Assim, a trama favoreceu a humanização da Rainha Victoria (que detém o segundo maior reinado da história britânica, perdendo apenas a atual rainha. Elizabeth II, no caso), que, mesmo bastante idosa, ainda se impunha como chefe de estado e mostrou-se principalmente tolerante com a comunidade muçulmana, gerando a ira de grande parte dos ingleses, inclusive seu filho mais velho - fato que nos dá embasamento para medir desde quando o preconceito religioso impera neste mundo, e em qual época se tornou mais grave.
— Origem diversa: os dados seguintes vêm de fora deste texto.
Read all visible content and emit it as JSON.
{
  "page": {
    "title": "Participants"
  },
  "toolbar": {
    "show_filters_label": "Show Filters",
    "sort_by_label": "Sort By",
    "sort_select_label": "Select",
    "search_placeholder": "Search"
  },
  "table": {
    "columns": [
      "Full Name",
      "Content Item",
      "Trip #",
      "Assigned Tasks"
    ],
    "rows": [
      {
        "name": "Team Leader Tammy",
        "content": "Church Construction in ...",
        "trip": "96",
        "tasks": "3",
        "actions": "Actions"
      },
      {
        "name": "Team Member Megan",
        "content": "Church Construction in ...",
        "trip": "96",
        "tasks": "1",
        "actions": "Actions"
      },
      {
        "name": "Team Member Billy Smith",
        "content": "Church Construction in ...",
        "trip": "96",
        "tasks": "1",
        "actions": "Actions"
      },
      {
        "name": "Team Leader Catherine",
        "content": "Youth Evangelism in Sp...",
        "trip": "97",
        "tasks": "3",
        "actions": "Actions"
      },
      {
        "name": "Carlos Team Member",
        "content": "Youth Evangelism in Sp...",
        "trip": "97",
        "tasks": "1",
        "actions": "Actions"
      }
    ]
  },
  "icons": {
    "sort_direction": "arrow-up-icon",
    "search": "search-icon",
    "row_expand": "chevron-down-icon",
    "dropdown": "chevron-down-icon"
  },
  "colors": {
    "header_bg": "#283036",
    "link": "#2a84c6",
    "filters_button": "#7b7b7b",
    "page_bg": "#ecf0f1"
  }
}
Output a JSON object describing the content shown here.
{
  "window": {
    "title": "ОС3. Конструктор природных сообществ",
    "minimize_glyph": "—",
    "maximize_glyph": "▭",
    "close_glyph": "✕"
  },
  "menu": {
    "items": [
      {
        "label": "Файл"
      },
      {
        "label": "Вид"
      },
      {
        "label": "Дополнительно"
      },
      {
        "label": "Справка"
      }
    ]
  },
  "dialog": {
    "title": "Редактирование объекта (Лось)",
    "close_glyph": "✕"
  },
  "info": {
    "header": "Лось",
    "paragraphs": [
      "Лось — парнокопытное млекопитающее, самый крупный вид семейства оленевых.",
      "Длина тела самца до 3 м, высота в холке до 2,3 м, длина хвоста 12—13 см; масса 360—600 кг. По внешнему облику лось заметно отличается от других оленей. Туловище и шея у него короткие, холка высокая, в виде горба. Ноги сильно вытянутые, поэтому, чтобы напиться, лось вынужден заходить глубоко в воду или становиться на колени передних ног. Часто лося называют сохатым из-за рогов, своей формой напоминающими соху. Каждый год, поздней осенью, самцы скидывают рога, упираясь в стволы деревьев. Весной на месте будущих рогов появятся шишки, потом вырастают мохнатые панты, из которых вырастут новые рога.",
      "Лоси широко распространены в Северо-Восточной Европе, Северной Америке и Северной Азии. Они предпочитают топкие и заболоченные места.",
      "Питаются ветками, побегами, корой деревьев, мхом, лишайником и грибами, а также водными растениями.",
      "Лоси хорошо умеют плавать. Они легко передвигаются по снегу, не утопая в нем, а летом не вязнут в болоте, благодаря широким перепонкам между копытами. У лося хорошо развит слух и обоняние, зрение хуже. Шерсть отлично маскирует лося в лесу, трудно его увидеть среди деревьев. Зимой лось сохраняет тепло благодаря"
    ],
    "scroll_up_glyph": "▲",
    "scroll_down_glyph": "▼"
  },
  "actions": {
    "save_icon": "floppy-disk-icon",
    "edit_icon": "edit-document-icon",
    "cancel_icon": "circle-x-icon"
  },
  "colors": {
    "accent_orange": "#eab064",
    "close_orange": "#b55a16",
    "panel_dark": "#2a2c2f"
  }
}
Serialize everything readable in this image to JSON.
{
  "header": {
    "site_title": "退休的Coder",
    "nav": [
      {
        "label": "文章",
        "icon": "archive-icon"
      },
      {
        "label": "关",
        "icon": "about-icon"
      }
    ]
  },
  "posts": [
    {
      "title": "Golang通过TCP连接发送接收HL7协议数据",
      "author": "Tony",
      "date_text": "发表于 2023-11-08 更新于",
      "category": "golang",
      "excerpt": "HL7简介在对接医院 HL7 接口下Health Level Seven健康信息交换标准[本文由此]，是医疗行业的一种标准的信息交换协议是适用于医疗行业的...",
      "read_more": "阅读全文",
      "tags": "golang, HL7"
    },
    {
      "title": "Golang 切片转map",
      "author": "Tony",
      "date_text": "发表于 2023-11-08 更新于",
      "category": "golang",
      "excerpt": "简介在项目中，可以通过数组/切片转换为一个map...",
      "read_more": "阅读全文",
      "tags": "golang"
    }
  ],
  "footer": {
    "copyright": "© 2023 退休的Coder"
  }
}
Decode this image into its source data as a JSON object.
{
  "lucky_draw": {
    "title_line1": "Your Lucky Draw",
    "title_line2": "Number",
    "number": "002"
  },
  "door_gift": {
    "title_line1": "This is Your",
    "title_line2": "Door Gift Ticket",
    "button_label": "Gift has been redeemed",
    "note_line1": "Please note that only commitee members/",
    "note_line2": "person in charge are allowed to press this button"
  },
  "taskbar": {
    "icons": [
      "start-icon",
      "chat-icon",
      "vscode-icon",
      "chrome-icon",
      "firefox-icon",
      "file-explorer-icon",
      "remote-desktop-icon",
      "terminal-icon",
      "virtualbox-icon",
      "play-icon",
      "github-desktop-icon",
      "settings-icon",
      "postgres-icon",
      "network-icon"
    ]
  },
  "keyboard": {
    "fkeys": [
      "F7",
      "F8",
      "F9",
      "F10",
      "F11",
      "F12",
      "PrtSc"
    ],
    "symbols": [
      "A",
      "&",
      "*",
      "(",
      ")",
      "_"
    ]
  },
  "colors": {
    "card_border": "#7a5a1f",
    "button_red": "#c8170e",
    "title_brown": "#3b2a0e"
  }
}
Conseguindo ser levemente divertido, seguindo a linha feel good movie, Victoria & Abdul – O Confidente da Rainha ainda conta com uma linda trilha sonora de Thomas Newman, que engrandece principalmente os belos momentos de companheirismo da rainha com o indiano, onde mesmo com bastante pressão, ela se mostra uma mulher claramente compreensiva, diante de tudo que já passara na vida e na confiança que agora ela tinha em Abdul. E neste tocante, vale enaltecer a grande atuação da dama Judi Dench, que não perde sua forte compostura em meio às oscilações entre o poder e a fragilidade da rainha, a alegria e a tristeza, o domínio e sua humanidade, que no geral, fez com que a personagem histórica caísse no gosto de quem assiste a obra.

Num desfecho que focaliza o fim do duradouro reinado da Rainha Victoria, sem surpreender com o que estava reservado a Abdul, Stephen Frears ainda se dá corretamente ao direito de investir numa separação mais propícia para que sejam eternizadas as situações de amparo, felicidades e confidência, nas quais a mulher mais poderosa do mundo e um pobre imigrante se propuseram a passar juntos, em uma sessão de puro regozijo para o espectador que pôde conferir Victoria & Abdul – O Confidente da Rainha.